Officiel, Emmanuel Hoog candidat à l’AFP
Candidat du pouvoir, le président de l’Ina a prévenu David Guiraud qu’il postulait à la présidence de l’agence. Sans avoir, comme tous les autres candidats, planché devant le comité de sélection il sera entendu par le conseil d’administration du 15 avril.
Emmanuel Hoog, président de l’Institut National de l’Audiovisuel, est officiellement candidat à l’AFP. Il préférait France Télévisions, lorgnait sur Arte mais l’Elysée lui ayant fait savoir que ce serait l’AFP ou rien, il vient de prévenir David Guiraud, dg du Monde et président du comité de sélection de sa volonté d’être candidat. Ce candidat du pouvoir soutenu par Pierre Charon, conseiller de Nicolas Sarkozy, un homme dont les compétences professionnelles sont certaines tant il a rajeuni l’Institut National de l’Audiovisuel, attendait la toute dernière minute pour se déclarer.
Sa nomination est jugée essentielle car elle entraîne un jeu de chaises musicales qui permettrait à Jean-Jacques Aillagon injustement évincé de l’établissement public de Versailles de prendre sa place à l’Ina, libérant au passage le prestigieux château pour Xavier Darcos, ancien ministre de l’Education Nationale pour qui il faut trouver un lot de consolation.
Il fallait que tous les candidats qui se sont fait connaître, aient en quelque sorte épuisé le contenu de leurs projets en l’exposant devant le comité de sélection, pour profiter d’un effet de surprise. Cette officialisation tardive qui ne surprend aucun observateur et surtout pas electron libre constitue bel et bien un camouflet pour tous ceux qui ont déjà fait campagne. A commencer par Louis Dreyfus, ancien dg du Nouvel Observateur et de Libération et de Philippe Micouleau, ancien pdg de l’Agefi qui faisaient figure de favoris dans la short list de ceux qui vont être entendus le 15 avril. Il est d’ailleurs probable qu’ils mèneront une campagne politique s’ils obtiennent la certitude que les jeux étaient déjà faits.
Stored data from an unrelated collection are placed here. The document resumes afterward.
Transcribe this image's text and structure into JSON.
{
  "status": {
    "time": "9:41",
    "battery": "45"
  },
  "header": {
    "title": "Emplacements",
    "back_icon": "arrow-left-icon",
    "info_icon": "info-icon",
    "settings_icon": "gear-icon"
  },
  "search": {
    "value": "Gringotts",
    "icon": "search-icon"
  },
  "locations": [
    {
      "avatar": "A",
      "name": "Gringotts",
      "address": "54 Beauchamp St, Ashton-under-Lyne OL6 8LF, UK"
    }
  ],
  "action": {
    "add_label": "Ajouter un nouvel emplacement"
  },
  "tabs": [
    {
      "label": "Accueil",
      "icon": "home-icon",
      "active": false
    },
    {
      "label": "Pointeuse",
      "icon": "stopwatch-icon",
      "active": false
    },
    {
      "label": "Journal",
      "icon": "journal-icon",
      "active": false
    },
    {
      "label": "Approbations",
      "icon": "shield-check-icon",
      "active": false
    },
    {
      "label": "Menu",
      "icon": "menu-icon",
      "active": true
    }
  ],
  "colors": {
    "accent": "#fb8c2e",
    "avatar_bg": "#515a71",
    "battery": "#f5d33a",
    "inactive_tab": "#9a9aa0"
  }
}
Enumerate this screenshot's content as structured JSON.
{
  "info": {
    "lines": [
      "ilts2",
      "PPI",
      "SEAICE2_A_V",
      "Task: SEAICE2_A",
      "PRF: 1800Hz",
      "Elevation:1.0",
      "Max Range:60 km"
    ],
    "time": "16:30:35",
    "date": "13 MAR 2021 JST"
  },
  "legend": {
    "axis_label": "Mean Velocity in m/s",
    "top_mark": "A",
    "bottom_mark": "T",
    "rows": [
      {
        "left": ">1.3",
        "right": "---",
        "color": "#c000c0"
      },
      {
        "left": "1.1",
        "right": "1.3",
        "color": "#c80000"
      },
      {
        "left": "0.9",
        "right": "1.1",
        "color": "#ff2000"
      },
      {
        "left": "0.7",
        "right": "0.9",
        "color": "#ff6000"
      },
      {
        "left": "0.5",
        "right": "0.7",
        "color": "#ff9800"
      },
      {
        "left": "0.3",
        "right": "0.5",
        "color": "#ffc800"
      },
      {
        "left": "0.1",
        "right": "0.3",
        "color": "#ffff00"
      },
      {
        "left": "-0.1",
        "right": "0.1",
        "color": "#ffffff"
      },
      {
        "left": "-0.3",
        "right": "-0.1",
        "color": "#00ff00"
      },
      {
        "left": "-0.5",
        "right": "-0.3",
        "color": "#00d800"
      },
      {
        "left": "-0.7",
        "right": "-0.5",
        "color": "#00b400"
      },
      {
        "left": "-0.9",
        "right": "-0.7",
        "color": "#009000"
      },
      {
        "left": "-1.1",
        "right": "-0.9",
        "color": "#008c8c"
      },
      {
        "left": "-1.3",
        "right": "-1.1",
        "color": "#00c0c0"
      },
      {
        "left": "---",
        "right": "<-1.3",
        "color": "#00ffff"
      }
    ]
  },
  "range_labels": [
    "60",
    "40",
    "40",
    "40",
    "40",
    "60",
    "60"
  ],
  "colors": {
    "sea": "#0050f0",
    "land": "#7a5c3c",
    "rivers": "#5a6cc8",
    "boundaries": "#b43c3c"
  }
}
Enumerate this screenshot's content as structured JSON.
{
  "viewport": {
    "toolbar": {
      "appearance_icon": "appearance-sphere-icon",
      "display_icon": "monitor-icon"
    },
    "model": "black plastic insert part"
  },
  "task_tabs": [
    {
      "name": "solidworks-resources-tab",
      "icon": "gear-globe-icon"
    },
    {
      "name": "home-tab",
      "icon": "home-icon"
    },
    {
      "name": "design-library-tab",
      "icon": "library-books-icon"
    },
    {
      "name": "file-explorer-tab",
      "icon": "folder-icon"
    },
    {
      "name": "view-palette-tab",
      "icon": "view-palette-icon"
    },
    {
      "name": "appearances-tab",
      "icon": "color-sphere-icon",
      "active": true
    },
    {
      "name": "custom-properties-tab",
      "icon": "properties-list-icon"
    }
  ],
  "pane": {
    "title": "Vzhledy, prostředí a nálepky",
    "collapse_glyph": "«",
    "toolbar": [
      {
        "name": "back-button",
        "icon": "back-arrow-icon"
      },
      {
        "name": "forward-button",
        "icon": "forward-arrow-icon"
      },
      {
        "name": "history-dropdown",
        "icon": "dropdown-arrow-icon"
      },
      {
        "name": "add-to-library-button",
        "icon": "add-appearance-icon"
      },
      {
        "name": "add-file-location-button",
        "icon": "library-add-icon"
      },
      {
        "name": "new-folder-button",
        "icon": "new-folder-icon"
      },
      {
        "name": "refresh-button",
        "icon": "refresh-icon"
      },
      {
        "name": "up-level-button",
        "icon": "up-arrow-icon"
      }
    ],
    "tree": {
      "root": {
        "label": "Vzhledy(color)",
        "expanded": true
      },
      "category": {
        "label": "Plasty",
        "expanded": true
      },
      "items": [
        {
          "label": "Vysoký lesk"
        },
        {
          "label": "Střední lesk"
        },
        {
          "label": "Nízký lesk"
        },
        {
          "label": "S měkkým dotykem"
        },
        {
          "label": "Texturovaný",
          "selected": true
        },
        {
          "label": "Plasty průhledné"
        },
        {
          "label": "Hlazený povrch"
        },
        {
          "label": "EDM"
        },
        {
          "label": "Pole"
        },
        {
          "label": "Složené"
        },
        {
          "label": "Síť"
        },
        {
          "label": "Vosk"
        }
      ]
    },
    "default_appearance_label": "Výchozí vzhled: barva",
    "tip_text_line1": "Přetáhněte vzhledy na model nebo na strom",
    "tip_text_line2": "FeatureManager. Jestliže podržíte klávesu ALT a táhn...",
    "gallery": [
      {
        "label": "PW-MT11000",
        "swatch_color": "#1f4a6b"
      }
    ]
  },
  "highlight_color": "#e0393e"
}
Comme eux, et sans savoir eu à plancher devant le comité, Emmanuel Hoog viendra donc présenter ce jeudi son projet au conseil d’administration. Ce qui constitue un indéniable avantage dans la mesure où il est le seul candidat qui aura eu connaissance du projet de ses concurrents. Ce qui manque de transparence et soulève un problème moral lorsque l’on doit veiller aux destinées de l’une des premières agences d’information mondiale.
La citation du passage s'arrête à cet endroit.